Having also had a life-long interest in photography, and a more recent dalliance with stereo photography, he was well equipped with cameras.

But this particular photo was taken by my mother, because if you look carefully you will see a figure on the fifth tier  — my father.

Later he recounted his experience to me: Having climbed nearly all the way to the top (presumably shortly after this photo was taken), he suddenly dropped down to his hands and knees thinking an earthquake was occurring and the tower was about to collapse — before realising it was the bells ringing above him, which were still in operation at that time. The leaning tower being effectively an elaborate campenile, or free-standing bell tower of the city’s cathedral.

By the time I get to Pisa I’m only about ten years short of the age my father was when he was there, and indeed it is a remarkable and impossible building. 
Of course I wanted to see it, and climb to the top, but it was also a kind of pilgrimage.

On the day of my visit the weather was disappointingly cold and wet, it being still only mid March.

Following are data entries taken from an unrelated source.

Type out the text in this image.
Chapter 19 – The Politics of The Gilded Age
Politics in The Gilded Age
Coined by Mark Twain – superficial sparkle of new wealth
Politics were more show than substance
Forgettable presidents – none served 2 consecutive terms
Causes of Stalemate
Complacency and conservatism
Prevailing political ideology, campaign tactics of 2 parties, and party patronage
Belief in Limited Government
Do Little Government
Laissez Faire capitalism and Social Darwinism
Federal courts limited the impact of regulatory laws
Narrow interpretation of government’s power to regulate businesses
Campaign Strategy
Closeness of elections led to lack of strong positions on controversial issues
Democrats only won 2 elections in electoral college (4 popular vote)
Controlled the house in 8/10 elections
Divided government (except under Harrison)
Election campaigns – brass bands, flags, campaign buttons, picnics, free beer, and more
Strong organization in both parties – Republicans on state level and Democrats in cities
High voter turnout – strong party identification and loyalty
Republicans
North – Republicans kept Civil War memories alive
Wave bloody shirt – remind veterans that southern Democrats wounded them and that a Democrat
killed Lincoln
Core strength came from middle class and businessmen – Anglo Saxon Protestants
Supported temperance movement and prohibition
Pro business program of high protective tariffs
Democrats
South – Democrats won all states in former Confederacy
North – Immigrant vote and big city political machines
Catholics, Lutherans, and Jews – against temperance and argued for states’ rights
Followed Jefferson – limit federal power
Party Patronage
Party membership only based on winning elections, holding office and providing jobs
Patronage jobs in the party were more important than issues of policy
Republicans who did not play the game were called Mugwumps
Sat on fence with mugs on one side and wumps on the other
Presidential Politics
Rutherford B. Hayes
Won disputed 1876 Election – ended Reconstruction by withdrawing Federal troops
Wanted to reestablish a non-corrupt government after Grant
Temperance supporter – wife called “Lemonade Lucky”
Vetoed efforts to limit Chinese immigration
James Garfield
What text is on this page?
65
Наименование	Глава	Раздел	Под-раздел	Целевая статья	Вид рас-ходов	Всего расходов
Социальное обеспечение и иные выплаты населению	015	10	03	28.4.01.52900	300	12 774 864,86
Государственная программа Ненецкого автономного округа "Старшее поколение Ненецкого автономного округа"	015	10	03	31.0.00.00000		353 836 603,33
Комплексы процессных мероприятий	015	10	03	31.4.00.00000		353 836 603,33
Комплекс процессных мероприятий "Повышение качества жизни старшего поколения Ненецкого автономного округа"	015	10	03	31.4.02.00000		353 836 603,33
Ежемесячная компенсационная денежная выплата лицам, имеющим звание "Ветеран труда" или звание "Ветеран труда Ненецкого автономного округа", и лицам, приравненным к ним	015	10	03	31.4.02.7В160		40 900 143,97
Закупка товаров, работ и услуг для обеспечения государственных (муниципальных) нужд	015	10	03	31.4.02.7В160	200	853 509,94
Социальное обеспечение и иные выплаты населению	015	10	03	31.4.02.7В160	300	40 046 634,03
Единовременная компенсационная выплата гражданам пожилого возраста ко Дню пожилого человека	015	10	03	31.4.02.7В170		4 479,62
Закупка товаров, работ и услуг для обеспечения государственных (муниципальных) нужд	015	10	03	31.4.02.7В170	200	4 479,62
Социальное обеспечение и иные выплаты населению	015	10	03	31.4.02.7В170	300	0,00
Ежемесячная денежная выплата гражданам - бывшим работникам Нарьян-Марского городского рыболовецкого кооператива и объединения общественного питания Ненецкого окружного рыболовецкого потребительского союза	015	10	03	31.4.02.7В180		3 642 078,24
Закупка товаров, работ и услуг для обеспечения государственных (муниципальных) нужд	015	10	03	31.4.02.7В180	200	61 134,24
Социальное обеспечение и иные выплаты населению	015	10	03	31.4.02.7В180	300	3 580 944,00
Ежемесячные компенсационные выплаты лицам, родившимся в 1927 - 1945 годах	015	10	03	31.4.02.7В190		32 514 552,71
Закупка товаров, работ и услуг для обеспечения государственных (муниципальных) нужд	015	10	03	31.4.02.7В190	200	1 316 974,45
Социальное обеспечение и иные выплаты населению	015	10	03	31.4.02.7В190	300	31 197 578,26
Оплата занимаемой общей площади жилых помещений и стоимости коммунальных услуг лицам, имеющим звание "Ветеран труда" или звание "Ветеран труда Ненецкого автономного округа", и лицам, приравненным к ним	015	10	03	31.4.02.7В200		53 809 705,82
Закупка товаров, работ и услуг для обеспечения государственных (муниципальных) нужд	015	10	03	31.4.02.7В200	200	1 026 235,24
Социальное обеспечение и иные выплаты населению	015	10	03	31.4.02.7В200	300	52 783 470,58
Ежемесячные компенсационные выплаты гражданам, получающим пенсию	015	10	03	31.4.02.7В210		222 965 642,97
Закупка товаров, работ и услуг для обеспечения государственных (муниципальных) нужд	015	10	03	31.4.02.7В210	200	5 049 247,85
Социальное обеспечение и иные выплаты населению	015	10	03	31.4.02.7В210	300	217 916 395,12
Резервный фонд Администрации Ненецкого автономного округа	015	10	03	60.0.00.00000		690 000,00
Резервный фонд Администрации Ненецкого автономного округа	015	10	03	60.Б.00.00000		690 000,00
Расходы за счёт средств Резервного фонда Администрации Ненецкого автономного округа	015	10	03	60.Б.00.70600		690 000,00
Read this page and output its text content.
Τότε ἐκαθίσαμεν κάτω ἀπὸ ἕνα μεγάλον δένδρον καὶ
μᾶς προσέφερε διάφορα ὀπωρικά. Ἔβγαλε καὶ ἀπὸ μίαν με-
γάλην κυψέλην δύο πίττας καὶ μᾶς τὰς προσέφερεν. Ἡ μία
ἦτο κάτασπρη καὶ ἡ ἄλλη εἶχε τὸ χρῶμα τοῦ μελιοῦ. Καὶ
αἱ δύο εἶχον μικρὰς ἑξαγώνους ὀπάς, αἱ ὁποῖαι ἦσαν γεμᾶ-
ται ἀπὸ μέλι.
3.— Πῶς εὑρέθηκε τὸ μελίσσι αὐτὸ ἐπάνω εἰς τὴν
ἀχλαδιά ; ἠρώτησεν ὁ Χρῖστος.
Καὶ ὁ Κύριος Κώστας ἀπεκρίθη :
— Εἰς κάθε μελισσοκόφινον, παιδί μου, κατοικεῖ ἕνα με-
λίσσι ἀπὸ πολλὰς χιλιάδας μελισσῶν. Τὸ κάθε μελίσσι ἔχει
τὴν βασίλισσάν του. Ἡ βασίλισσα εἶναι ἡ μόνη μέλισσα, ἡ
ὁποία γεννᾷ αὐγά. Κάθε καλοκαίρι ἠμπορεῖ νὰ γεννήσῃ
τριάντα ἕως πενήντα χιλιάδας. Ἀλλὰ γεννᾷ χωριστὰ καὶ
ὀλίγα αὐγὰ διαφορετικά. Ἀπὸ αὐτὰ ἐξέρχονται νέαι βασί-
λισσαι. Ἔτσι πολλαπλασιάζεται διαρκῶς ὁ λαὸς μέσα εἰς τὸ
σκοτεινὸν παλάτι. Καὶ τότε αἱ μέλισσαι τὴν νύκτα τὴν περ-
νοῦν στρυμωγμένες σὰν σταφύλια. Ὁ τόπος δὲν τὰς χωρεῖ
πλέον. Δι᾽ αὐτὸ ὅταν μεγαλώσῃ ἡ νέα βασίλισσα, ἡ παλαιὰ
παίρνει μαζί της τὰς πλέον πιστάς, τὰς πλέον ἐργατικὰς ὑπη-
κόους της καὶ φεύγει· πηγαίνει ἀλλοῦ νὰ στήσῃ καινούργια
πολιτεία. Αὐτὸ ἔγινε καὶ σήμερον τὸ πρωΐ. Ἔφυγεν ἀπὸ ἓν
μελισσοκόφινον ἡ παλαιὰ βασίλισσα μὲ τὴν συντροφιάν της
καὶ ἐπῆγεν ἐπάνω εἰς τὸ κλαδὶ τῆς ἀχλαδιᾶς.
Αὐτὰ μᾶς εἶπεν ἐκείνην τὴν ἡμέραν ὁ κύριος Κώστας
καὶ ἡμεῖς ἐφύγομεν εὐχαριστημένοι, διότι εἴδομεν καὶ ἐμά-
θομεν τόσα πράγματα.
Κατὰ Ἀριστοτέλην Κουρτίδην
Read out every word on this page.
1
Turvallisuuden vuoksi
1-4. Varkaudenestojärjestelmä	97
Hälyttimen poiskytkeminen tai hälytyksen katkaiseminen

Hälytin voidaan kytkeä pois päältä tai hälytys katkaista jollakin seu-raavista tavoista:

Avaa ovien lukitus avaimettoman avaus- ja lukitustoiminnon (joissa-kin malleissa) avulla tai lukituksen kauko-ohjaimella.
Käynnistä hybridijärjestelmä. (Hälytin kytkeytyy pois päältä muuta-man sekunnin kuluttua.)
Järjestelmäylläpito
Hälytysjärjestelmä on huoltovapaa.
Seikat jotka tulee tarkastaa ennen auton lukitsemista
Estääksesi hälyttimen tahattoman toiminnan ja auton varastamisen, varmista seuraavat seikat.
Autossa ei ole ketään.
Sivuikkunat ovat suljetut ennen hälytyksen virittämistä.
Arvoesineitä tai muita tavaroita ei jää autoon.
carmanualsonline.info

Upon entering the tower my first surprise was that the tower is completely hollow, the staircases contained within the outer walls.  You can crane your head back and look all the way up this empty marble cylinder to the floor at the top of the tower. There are some instruments to monitor the angle of lean, which has now been stabilised.

Climbing the spiral staircases within the walls, first leaning one way, and then the other, was a very disorientating experience when you are used to buildings and staircases with walls in the perpendicular.



















Inside the walls ascending the tower. I liked these  worn down marble steps by the sliding footsteps of countless thousands of visitors over hundreds of years, including those of my father.

The opening that my father posed in had been fenced off, no doubt in the interests of health and safety, and there was a safety barrier around the sixth tier, which I cannot see in the stereo photo above.


Beautifully detailed faces on the column capitals, each one different.